Philip Gerrans and Chris Letheby Masterclass

22 November 2019,
Institute of Advanced Studies, UWA
Honours Students, Postgraduate Students, Early Career Researchers, Academics, Professional Researchers


Image of mind - conceptual

21 November

Public Lecture
Engineering Empathy

Psychedelic Therapy: unbinding the self

An IAS Masterclass with Professor Philip Gerrans, Professor of Philosophy, University of Adelaide and 2019 Institute of Advanced Studies Visiting Fellow and Dr Chris Letheby, Philosophy, The University of Western Australia.

Psychedelic-assisted psychotherapy is making waves in psychiatry. A growing body of evidence suggests that one or two doses of LSD or psilocybin, in controlled conditions, can reduce symptoms of anxiety, depression, and addiction for many months. The psychedelic treatment model differs dramatically from standard treatments, and rivals them in rapidity and efficacy, leading some researchers to speak of a “new paradigm” in psychiatry. However, despite a wealth of knowledge about the neuropharmacology of psychedelics, it is not yet understood how they produce lasting benefits with just one or two administrations.

This masterclass explores a theoretical model of psychedelic therapy based on the framework of predictive processing. According to this framework, the brain is an inference engine that builds models of the world to predict its own future inputs. Our everyday conscious experience of self and world is in effect a “controlled hallucination”—the brain’s current best guess about the causes of its sensory signals. By temporarily disrupting the functioning of high-level cortical networks, psychedelics induce a state of “ego dissolution” in which the brain’s self-model is taken offline.

This state of ego dissolution is experienced by volunteers as the sensation of merging with the cosmos, but therapeutically speaking, it provides an opportunity for rigid and maladaptive self-models to be “rewritten” during the window of plasticity induced by the drug. This model of psychedelic therapy has interesting connections to recent psychological findings on “self-binding” and philosophical accounts of explanatory integration in the mind and brain sciences.

About the Presenters

Professor Gerrans studied philosophy, politics and economics at Oxford University. During his PhD he became interested in the relationship between philosophy, cognitive neuroscience, and psychology. He started out working on autism and theory of mind. He then became interested in psychiatry, especially delusions, writing a book, The Measure of Madness, about the relationship between fundamental neuroscience and psychology and philosophy. Professor Gerrans has an ongoing collaboration with researchers at the Swiss Centre for Affective Sciences which informs his research into the connections between emotional processes and self-representation.

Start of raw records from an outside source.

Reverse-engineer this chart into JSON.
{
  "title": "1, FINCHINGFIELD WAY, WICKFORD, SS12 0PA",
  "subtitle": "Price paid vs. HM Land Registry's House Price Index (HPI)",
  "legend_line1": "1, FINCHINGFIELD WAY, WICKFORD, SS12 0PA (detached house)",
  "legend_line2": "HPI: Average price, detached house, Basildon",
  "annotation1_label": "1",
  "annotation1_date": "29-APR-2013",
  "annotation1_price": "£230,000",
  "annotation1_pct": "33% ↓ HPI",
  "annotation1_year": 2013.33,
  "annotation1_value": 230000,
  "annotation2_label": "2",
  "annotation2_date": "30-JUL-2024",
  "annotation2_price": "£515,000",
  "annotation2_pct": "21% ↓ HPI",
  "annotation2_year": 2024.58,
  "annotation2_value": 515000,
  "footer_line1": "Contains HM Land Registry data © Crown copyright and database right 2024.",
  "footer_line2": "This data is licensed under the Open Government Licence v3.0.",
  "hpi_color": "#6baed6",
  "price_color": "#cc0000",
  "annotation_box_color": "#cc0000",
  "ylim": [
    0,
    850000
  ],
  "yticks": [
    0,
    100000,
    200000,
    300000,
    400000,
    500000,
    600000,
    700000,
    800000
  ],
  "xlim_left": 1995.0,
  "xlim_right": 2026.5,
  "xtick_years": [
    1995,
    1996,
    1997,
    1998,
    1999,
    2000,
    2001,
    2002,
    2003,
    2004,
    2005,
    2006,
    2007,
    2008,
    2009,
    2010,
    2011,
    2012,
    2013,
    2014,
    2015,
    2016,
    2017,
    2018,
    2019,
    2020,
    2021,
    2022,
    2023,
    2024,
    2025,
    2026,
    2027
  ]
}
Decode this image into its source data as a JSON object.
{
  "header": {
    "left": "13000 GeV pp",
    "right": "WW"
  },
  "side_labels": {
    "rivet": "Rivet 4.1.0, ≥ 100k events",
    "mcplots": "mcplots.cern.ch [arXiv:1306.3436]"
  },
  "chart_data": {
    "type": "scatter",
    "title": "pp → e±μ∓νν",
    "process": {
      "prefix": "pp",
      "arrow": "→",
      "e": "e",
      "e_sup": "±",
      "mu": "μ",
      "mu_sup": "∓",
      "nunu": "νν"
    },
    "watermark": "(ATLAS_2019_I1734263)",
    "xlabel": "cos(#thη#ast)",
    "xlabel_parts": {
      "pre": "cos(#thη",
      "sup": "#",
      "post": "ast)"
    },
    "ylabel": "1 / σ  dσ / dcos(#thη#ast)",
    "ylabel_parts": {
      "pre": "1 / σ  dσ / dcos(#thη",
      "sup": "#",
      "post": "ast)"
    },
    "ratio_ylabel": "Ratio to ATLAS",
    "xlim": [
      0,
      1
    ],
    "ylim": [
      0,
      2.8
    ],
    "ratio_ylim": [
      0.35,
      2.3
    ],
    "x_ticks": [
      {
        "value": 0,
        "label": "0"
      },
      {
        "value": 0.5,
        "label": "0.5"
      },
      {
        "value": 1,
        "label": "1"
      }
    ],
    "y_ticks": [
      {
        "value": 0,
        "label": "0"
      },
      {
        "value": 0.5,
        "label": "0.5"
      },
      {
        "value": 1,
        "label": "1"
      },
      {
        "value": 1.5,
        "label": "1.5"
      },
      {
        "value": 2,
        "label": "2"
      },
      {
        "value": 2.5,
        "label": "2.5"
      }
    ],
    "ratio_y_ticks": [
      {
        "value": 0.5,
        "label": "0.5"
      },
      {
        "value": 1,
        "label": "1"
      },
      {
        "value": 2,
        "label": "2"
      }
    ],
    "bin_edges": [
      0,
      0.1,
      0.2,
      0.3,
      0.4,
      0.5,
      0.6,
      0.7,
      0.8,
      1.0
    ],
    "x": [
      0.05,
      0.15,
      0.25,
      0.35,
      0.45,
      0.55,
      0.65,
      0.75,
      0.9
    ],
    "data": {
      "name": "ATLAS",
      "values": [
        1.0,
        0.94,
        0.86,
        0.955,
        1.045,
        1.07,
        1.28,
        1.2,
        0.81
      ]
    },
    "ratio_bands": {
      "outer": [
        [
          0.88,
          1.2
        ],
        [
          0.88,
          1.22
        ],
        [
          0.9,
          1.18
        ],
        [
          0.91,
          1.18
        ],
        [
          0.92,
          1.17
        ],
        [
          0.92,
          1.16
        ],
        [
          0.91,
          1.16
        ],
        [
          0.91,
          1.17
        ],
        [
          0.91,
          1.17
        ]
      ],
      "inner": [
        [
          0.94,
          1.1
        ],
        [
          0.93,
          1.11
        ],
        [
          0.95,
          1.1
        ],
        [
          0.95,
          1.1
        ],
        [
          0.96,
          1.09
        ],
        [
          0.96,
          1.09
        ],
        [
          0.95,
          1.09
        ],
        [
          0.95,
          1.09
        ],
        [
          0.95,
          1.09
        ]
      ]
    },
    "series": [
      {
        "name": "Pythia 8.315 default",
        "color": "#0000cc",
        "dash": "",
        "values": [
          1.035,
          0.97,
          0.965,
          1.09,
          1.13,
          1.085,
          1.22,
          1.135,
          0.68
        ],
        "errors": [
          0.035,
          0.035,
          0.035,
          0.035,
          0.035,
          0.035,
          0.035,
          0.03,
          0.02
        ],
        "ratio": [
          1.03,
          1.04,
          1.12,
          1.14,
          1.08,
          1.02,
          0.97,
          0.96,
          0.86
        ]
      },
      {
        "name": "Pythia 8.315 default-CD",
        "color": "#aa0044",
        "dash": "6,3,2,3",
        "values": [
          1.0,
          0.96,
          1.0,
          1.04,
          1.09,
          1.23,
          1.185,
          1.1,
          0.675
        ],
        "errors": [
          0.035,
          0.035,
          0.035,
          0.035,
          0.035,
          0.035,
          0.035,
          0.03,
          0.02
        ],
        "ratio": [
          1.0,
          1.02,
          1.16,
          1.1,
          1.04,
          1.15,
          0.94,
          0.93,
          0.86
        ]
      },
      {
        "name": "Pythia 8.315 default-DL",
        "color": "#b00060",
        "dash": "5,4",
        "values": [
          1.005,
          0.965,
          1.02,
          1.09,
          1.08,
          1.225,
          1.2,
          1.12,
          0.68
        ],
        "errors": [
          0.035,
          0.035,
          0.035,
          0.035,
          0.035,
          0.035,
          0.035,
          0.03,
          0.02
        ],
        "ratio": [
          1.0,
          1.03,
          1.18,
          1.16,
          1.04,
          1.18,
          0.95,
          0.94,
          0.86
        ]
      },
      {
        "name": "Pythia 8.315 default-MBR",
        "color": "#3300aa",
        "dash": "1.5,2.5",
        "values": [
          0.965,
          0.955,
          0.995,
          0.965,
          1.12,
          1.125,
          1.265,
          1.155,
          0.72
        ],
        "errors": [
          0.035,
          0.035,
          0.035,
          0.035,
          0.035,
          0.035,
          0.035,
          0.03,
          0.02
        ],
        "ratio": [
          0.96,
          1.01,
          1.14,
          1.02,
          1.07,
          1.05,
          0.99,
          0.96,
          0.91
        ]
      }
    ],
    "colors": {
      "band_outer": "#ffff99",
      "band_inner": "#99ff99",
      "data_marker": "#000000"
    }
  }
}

Affective disorders such as social anxiety and depression are a focus of this research, which links up with much earlier work he did on the Cotard delusion (in which people say they have disappeared or no longer exist). He anticipates that that project will lead back to developmental psychology, since it seems many disorders have a source in the developmental relationship between emotional regulation and other aspects of cognition. Most recently he has extended these interests into collaborative work (with Chris Letheby) on the explanation of psychedelic experience.

Dr Chris Letheby is a philosopher of mind and cognitive science, working on issues arising from the use of psychedelic drugs in psychiatry and neuroscience. His doctoral research, conducted at the University of Adelaide, presented the first systematic analysis of psychedelic experience within the framework of 21st century philosophy of cognitive science. He is currently (2018-2021) Lecturer in Philosophy at The University of Western Australia and Postdoctoral Researcher at the University of Adelaide on the ARC-funded project ‘Philosophical Perspectives on Psychedelic Psychiatry’. His monograph ‘Philosophy of Psychedelics: Naturalism and Psychiatric Mysticism’ will be coming out with Oxford University Press in 2019.